L’attentat le plus meurtrier s'est produit dans la province de Nassiriya, dans le sud du pays. Un kamikaze a fait exploser sa charge au passage de pèlerins chiites qui se rendaient à une célébration religieuse à Kerbalah. Il y a eu 45 morts et 68 blessés, selon un médecin et un responsable de la sécurité cités par l’AFP.
Plus tôt dans la journée, c'est la capitale Bagdad qui a été frappée. Là aussi, deux quartiers chiites étaient visés, celui de Kadhimiya et celui de Sadr City. Lors du premier attentat, une moto piégée a explosé alors que des ouvriers attendaient de partir au travail. La journée a donc été meurtrière avec au moins 68 morts et une centaine de blessés à travers le pays.
« Les groupes radicaux sont conscients que le retrait américain [le mois dernier, NDLR] crée un vide sécuritaire énorme. […] Ils veulent montrer leur existence, leur capacité de nuisance et qu’ils sont des acteurs avec lesquels il faut composer dans le processus de construction de l’Irak », analyse le chercheur Hasni Abidi, directeur du Centre d’études et de recherche sur le monde arabe et méditérranéen (Cermam).
Cette vague d’attaques survient quinze jours seulement après celle du 22 décembre qui avait fait entre 60 et 72 morts, selon les sources, à Bagdad. Les attentats avaient été revendiqués quelques jours plus tard par un groupe lié au réseau terroriste al-Qaïda.
Regain de tensions confessionnelles et crise politique
Le 2 janvier, c'est le ministre des Finances irakien Rafie al-Essaoui, un sunnite, qui échappait à un attentat à la bombe. Le ministre n’a pas été visé par hasard. Il est membre du bloc al-Iraqiya à majorité sunnite, qui représente la deuxième force politique au Parlement irakien et qui est en conflit ouvert avec le Premier ministre, le chiite Nouri al-Maliki. Ce dernier est accusé depuis plusieurs mois par le bloc al-Iraqiya de rassembler le pouvoir dans les seules mains des chiites, malgré la formation d'un gouvernement d'union nationale il y a un an. Il est même accusé de « dérive sectaire ».
Faits aggravants, à la mi-décembre, le Premier ministre a demandé au Parlement de voter une motion de défiance contre son vice-Premier ministre, Saleh al-Moutlaq. Et un mandat d'arrêt a été lancé contre le vice-président irakien, Tareq al-Hachemi, accusé de terrorisme. Tous deux font partie d'al-Iraqiya. Depuis, les membres de ce mouvement boycottent le Parlement et le gouvernement d'union nationale, provoquant une grave crise politique.

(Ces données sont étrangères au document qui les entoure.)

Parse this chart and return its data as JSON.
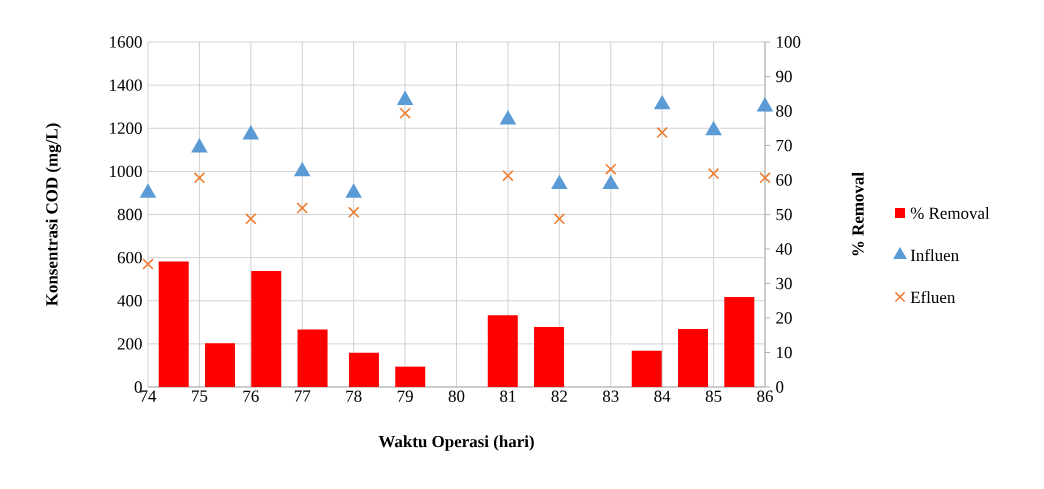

Il y a eu certes des discussions pour tenter de régler la situation. Mercredi 4 janvier 2012, en signe d'apaisement, le porte-parole de Nouri al-Maliki a annoncé que les ministres d'al-Iraqiya boycottant le gouvernement seraient considérés dorénavant comme « en congés », alors que le Premier ministre les considérait jusqu'ici comme démissionnaires. Mais cela ne règle pas tout.
« L’Irak doit adopter une solution choc »
Certains essaient d'ailleurs de profiter de la situation. L'imam chiite radical Moqtada Sadr, qui s'était allié à Nouri al-Maliki pour les dernières élections parlementaires, a appelé récemment à l'organisation d'élections anticipées. Un appel relayé par la suite dans les rangs d'al-Iraqiya.
« L’Irak doit adopter une solution choc, soit convoquer des élections législatives anticipées, soit une conférence de réconciliation […] pour régler cette guerre de chefs », confirme le chercheur Hasni Abidi, qui poursuit : « Les Kurdes peuvent jouer un rôle d’arbitre parce qu’ils ont une distance par rapport aux partis politiques. Paradoxalement les Américains, même s'ils se retirent aujourd'hui de l'Irak, gardent une capacité d’influence importante sur les différents acteurs irakiens ».
Yann Richard, professeur émérite à la Sorbonne Nouvelle et spécialiste du chiisme, a une autre vision : « Les Américains ont prouvé qu’ils ne sont pas capables de faire quoi que soit. Ils ont créé des désordres auxquels ils ne peuvent remédier. […] Le seul levier qu’il leur reste, c’est de faire un compromis avec l’Iran, seul pays capable d’imposer un minimum d’influence apaisante en Irak ».
Quoi qu’il en soit, si la crise politique et le conflit entre blocs chiite et sunnite ne sont pas réglés rapidement, beaucoup craignent de voir ressurgir les pires heures de la guerre civile en Irak, en 2006-2007, lorsque les attentats faisaient une centaine de morts quasi quotidiennement.